Nada tão belo, tão lesto, tão brilhante, tão bem ordenado como aqueles dois exércitos. As trombetas, os pífanos, os oboés, os tambores, os canhões, formavam uma harmonia como jamais a houve no inferno.
Primeiro os canhões derrubaram cerca de seis mil homens de cada lado; em seguida a mosquetaria varreu do melhor dos mundos uns nove a dez mil marotos que lhe infetavam a superfície. A baioneta foi também a razão suficiente da morte de alguns milhares de homens. O que tudo montava a umas trinta mil almas. Cândido, que tremia como um filósofo, ocultou-se o melhor que pôde durante aquela heróica mortandade.

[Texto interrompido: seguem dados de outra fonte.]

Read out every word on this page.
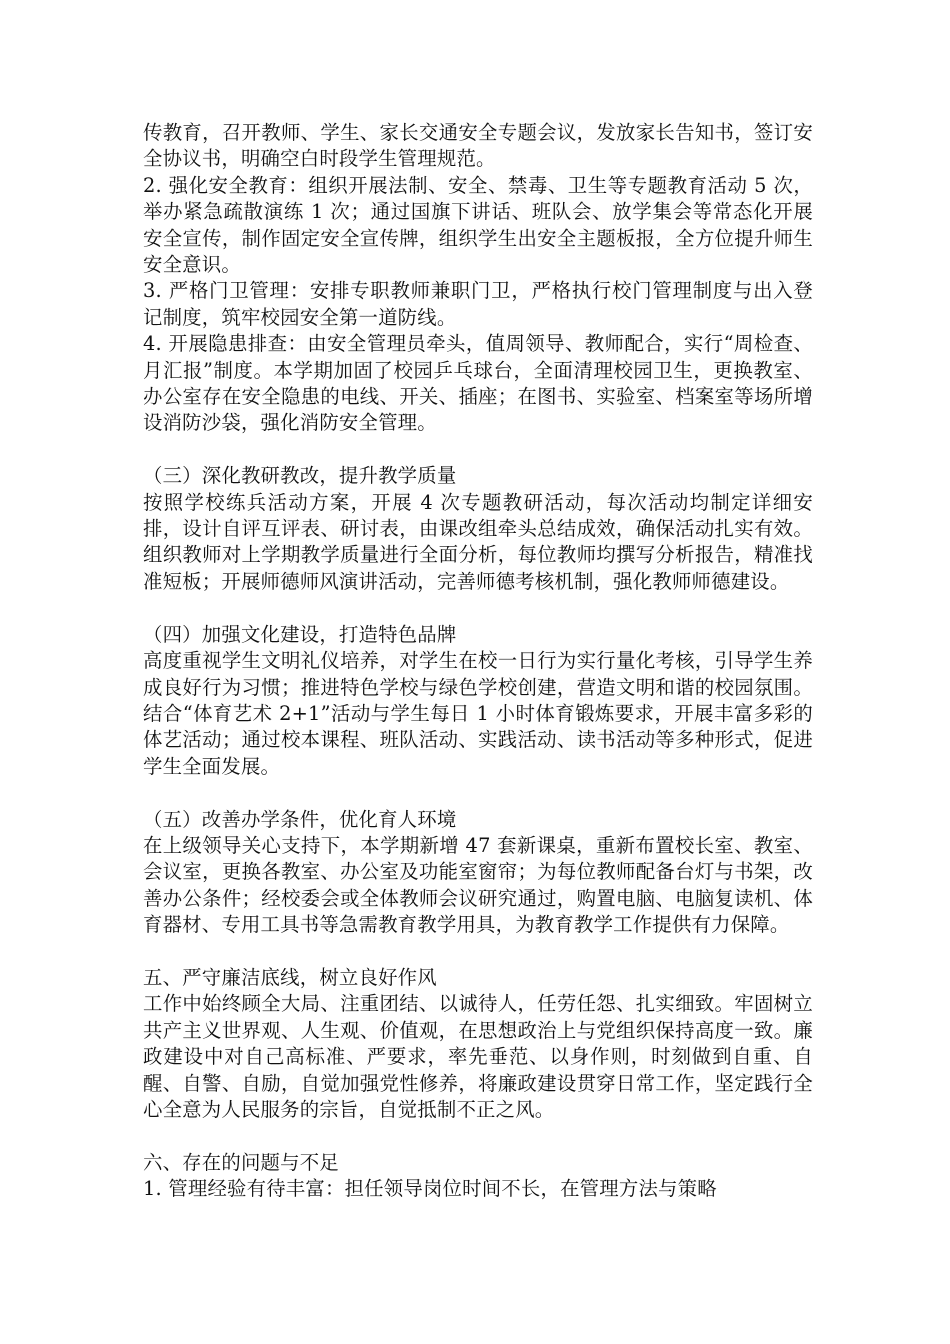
传教育，召开教师、学生、家长交通安全专题会议，发放家长告知书，签订安全协议书，明确空白时段学生管理规范。

2. 强化安全教育：组织开展法制、安全、禁毒、卫生等专题教育活动 5 次，举办紧急疏散演练 1 次；通过国旗下讲话、班队会、放学集会等常态化开展安全宣传，制作固定安全宣传牌，组织学生出安全主题板报，全方位提升师生安全意识。

3. 严格门卫管理：安排专职教师兼职门卫，严格执行校门管理制度与出入登记制度，筑牢校园安全第一道防线。

4. 开展隐患排查：由安全管理员牵头，值周领导、教师配合，实行“周检查、月汇报”制度。本学期加固了校园乒乓球台，全面清理校园卫生，更换教室、办公室存在安全隐患的电线、开关、插座；在图书、实验室、档案室等场所增设消防沙袋，强化消防安全管理。

（三）深化教研教改，提升教学质量

按照学校练兵活动方案，开展 4 次专题教研活动，每次活动均制定详细安排，设计自评互评表、研讨表，由课改组牵头总结成效，确保活动扎实有效。组织教师对上学期教学质量进行全面分析，每位教师均撰写分析报告，精准找准短板；开展师德师风演讲活动，完善师德考核机制，强化教师师德建设。

（四）加强文化建设，打造特色品牌

高度重视学生文明礼仪培养，对学生在校一日行为实行量化考核，引导学生养成良好行为习惯；推进特色学校与绿色学校创建，营造文明和谐的校园氛围。结合“体育艺术 2+1”活动与学生每日 1 小时体育锻炼要求，开展丰富多彩的体艺活动；通过校本课程、班队活动、实践活动、读书活动等多种形式，促进学生全面发展。

（五）改善办学条件，优化育人环境

在上级领导关心支持下，本学期新增 47 套新课桌，重新布置校长室、教室、会议室，更换各教室、办公室及功能室窗帘；为每位教师配备台灯与书架，改善办公条件；经校委会或全体教师会议研究通过，购置电脑、电脑复读机、体育器材、专用工具书等急需教育教学用具，为教育教学工作提供有力保障。

五、严守廉洁底线，树立良好作风

工作中始终顾全大局、注重团结、以诚待人，任劳任怨、扎实细致。牢固树立共产主义世界观、人生观、价值观，在思想政治上与党组织保持高度一致。廉政建设中对自己高标准、严要求，率先垂范、以身作则，时刻做到自重、自醒、自警、自励，自觉加强党性修养，将廉政建设贯穿日常工作，坚定践行全心全意为人民服务的宗旨，自觉抵制不正之风。

六、存在的问题与不足

1. 管理经验有待丰富：担任领导岗位时间不长，在管理方法与策略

Enfim, enquanto os dois reis mandavam cantar Te Deuns cada qual no seu campo tomou ele o partido de ir raciocinar alhures sobre os efeitos e as causas. Passou por cima de montões de mortos e moribundos, e alcançou primeiro uma aldeia vizinha; estava reduzida a cinzas: era uma aldeia abara que os búlgaros haviam queimado, conforme as leis do direito público. Aqui, velhos crivados de golpes viam agonizar suas mulheres degoladas de cujo ensangüentado seio pendiam crianças; além, soltavam os último suspiros moças destripadas: depois de haverem saciado os desejos naturais de alguns heróis; outras, meio queimadas, gritavam que lhes acabassem de vez com a vida. Miolos se espalhavam sobre a terra, ao lado de pernas e braços amputados.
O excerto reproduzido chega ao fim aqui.